Eric Ombok e Bella Genga

15/03/2019 13h36

(Bloomberg) -- Uma vez por ano, Abdullahi Ibrahim Mohammed juntava dinheiro suficiente para voar da Arábia Saudita de volta para casa, no Quênia, para visitar a esposa, os pais e os três filhos, sustentados por suas longas horas de trabalho.

Neste ano ele não conseguiu.

O trabalhador da indústria láctea, de 36 anos, foi uma das 157 pessoas que morreram no domingo na queda de um avião da Ethiopian Airlines com destino à sua cidade natal, Nairóbi, em um campo perto da capital da Etiópia. A tragédia chocou o mundo e provocou o cancelamento de voos com o jato Boeing 737 Max, mas foi sentida em especial no Quênia, que perdeu 32 cidadãos -- mais do que qualquer outro país.
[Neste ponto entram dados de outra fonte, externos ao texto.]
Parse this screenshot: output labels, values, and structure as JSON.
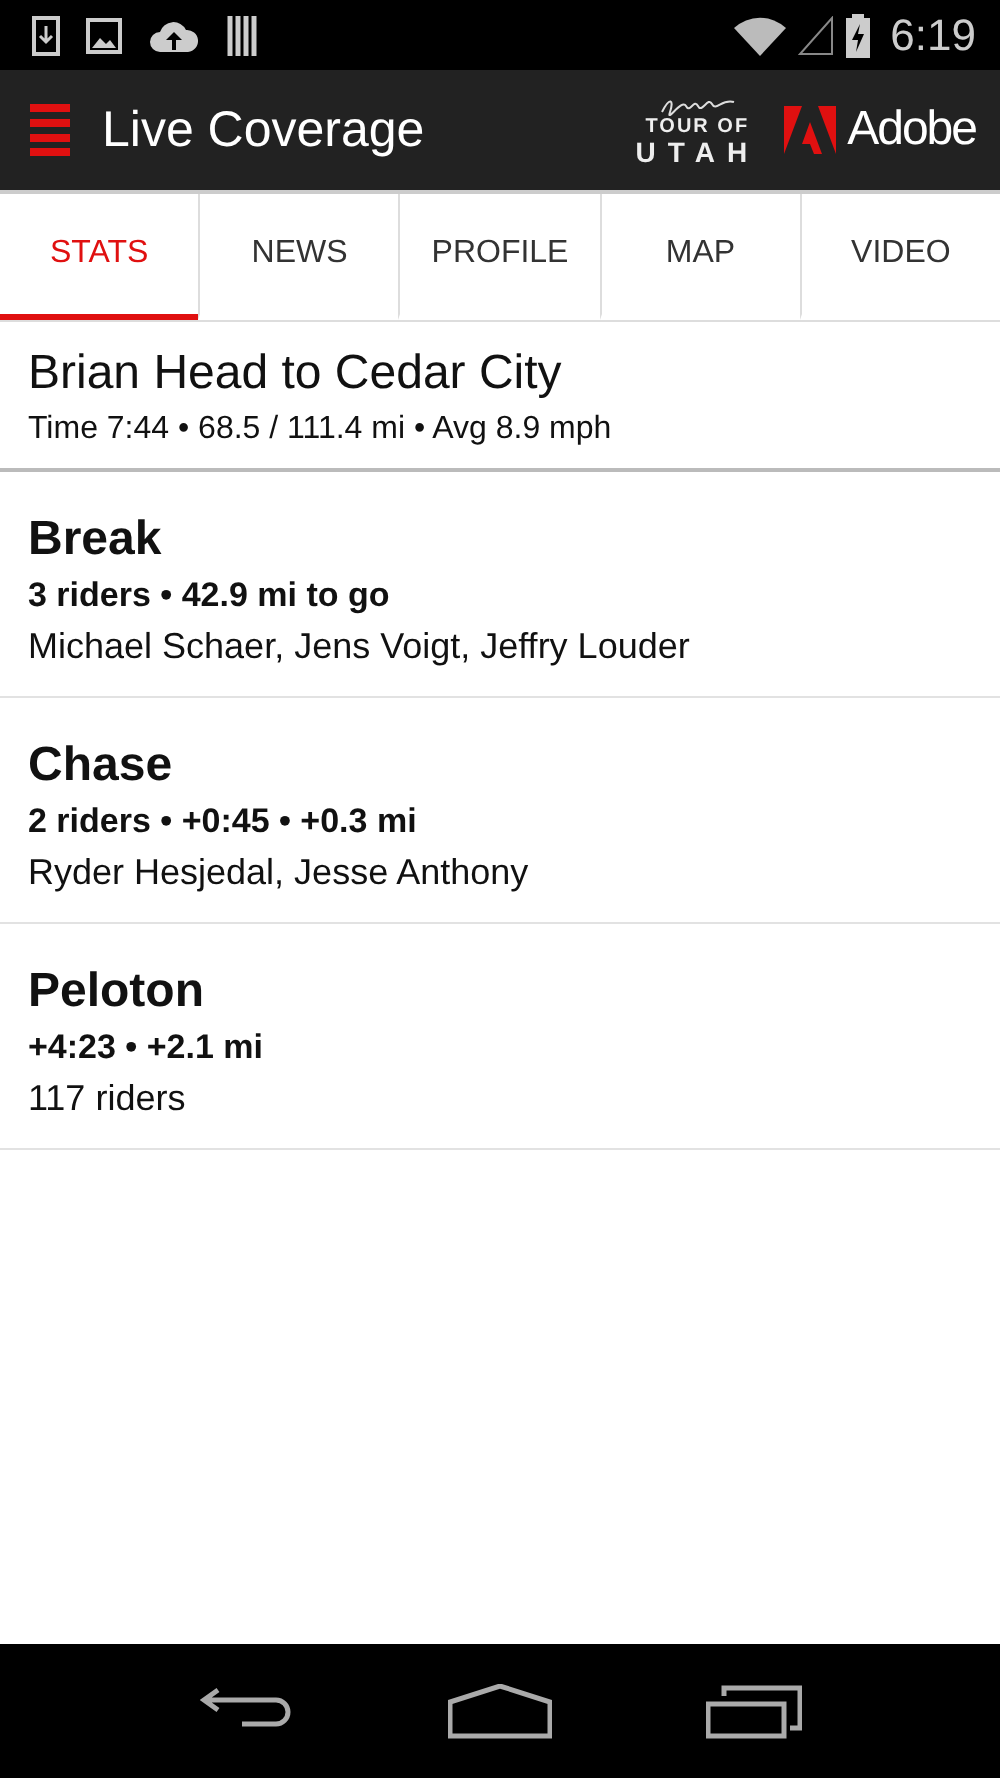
{
  "status_bar": {
    "time": "6:19"
  },
  "app_bar": {
    "title": "Live Coverage",
    "logos": [
      {
        "kind": "tour",
        "line_1": "TOUR OF",
        "line_2": "UTAH"
      },
      {
        "kind": "adobe",
        "text": "Adobe"
      }
    ]
  },
  "tabs": [
    {
      "label": "STATS",
      "selected": true
    },
    {
      "label": "NEWS",
      "selected": false
    },
    {
      "label": "PROFILE",
      "selected": false
    },
    {
      "label": "MAP",
      "selected": false
    },
    {
      "label": "VIDEO",
      "selected": false
    }
  ],
  "stage": {
    "title": "Brian Head to Cedar City",
    "summary": "Time 7:44 • 68.5 / 111.4 mi • Avg 8.9 mph"
  },
  "groups": [
    {
      "name": "Break",
      "gap": "3 riders • 42.9 mi to go",
      "riders": "Michael Schaer, Jens Voigt, Jeffry Louder"
    },
    {
      "name": "Chase",
      "gap": "2 riders • +0:45 • +0.3 mi",
      "riders": "Ryder Hesjedal, Jesse Anthony"
    },
    {
      "name": "Peloton",
      "gap": "+4:23 • +2.1 mi",
      "riders": "117 riders"
    }
  ]
}
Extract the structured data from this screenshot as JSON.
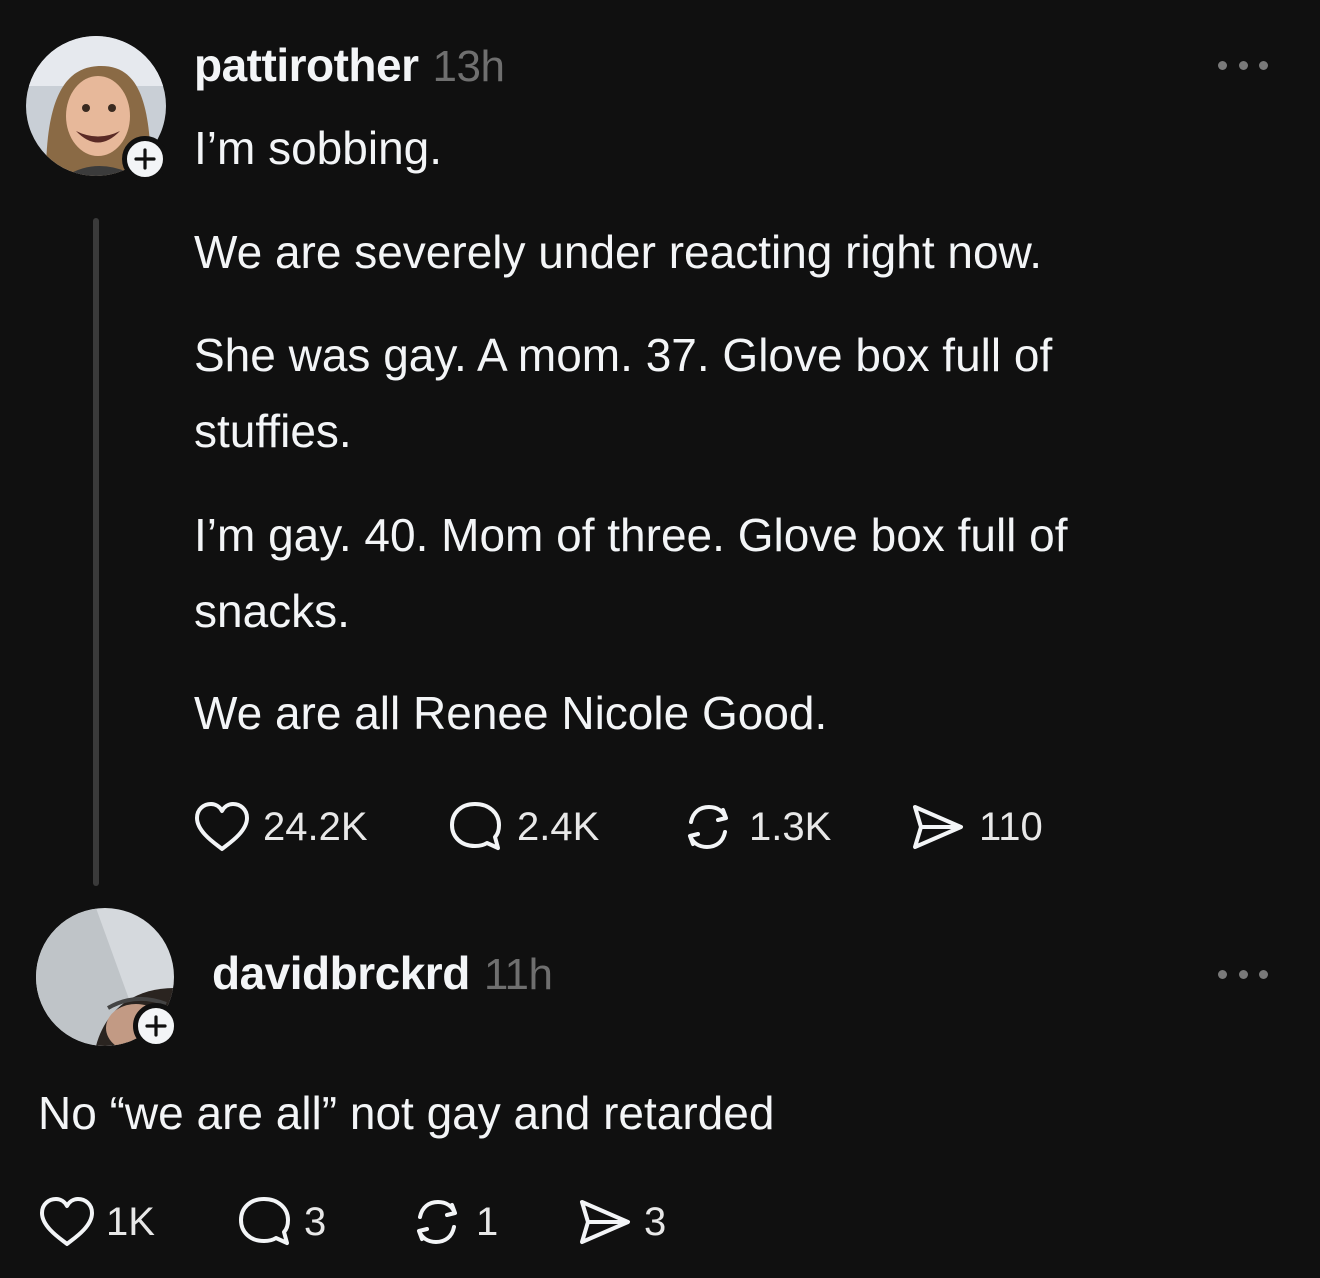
{
  "post": {
    "username": "pattirother",
    "time": "13h",
    "first_line": "I’m sobbing.",
    "paragraphs": [
      "We are severely under reacting right now.",
      "She was gay. A mom. 37. Glove box full of stuffies.",
      "I’m gay. 40. Mom of three. Glove box full of snacks.",
      "We are all Renee Nicole Good."
    ],
    "likes": "24.2K",
    "replies": "2.4K",
    "reposts": "1.3K",
    "shares": "110"
  },
  "reply": {
    "username": "davidbrckrd",
    "time": "11h",
    "text": "No “we are all” not gay and retarded",
    "likes": "1K",
    "replies": "3",
    "reposts": "1",
    "shares": "3"
  },
  "icons": {
    "like": "heart-icon",
    "reply": "speech-bubble-icon",
    "repost": "repost-icon",
    "share": "send-icon",
    "more": "more-dots-icon",
    "follow": "plus-icon"
  },
  "colors": {
    "background": "#101010",
    "text": "#f3f5f7",
    "muted": "#6f6f6f",
    "thread_line": "#3a3a3a"
  }
}
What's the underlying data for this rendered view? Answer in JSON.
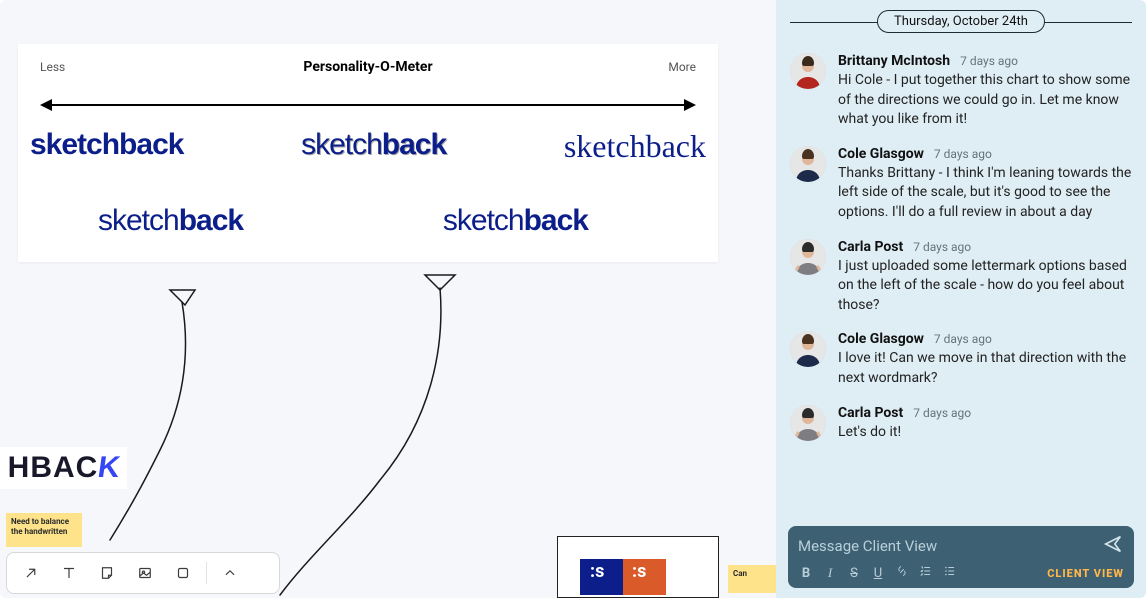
{
  "canvas": {
    "meter": {
      "left_label": "Less",
      "title": "Personality-O-Meter",
      "right_label": "More",
      "row1": {
        "logo_a": "sketchback",
        "logo_b_pre": "sketch",
        "logo_b_bold": "back",
        "logo_c": "sketchback"
      },
      "row2": {
        "logo_d_pre": "sketch",
        "logo_d_bold": "back",
        "logo_e_pre": "sketch",
        "logo_e_bold": "back"
      }
    },
    "lettermark": {
      "visible_left": "HBAC",
      "visible_k": "K"
    },
    "sticky1": "Need to balance the handwritten",
    "sticky2": "Can",
    "preview": {
      "glyph1": ":s",
      "glyph2": ":s"
    }
  },
  "toolbar": {
    "arrow": "open",
    "text": "T",
    "note": "note",
    "image": "image",
    "shape": "shape",
    "more": "more"
  },
  "chat": {
    "date": "Thursday, October 24th",
    "messages": [
      {
        "name": "Brittany McIntosh",
        "time": "7 days ago",
        "text": "Hi Cole - I put together this chart to show some of the directions we could go in. Let me know what you like from it!",
        "avatar": "red"
      },
      {
        "name": "Cole Glasgow",
        "time": "7 days ago",
        "text": "Thanks Brittany - I think I'm leaning towards the left side of the scale, but it's good to see the options. I'll do a full review in about a day",
        "avatar": "navy"
      },
      {
        "name": "Carla Post",
        "time": "7 days ago",
        "text": "I just uploaded some lettermark options based on the left of the scale - how do you feel about those?",
        "avatar": "grey"
      },
      {
        "name": "Cole Glasgow",
        "time": "7 days ago",
        "text": "I love it! Can we move in that direction with the next wordmark?",
        "avatar": "navy"
      },
      {
        "name": "Carla Post",
        "time": "7 days ago",
        "text": "Let's do it!",
        "avatar": "grey"
      }
    ],
    "composer": {
      "placeholder": "Message Client View",
      "client_view": "CLIENT VIEW",
      "fmt": {
        "bold": "B",
        "italic": "I",
        "strike": "S",
        "underline": "U"
      }
    }
  }
}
"Ele me ligou na sexta-feira e disse que deixaria a Arábia Saudita no sábado", disse a mãe de Mohammed, Kaltuma Yahya Abdallah, em entrevista, em sua casa, em Kibera, Nairóbi, um dos maiores assentamentos informais da África. "Ele perguntou o que eu queria que ele trouxesse para mim e eu disse que qualquer coisa estava bom." Foi a última vez que conversaram.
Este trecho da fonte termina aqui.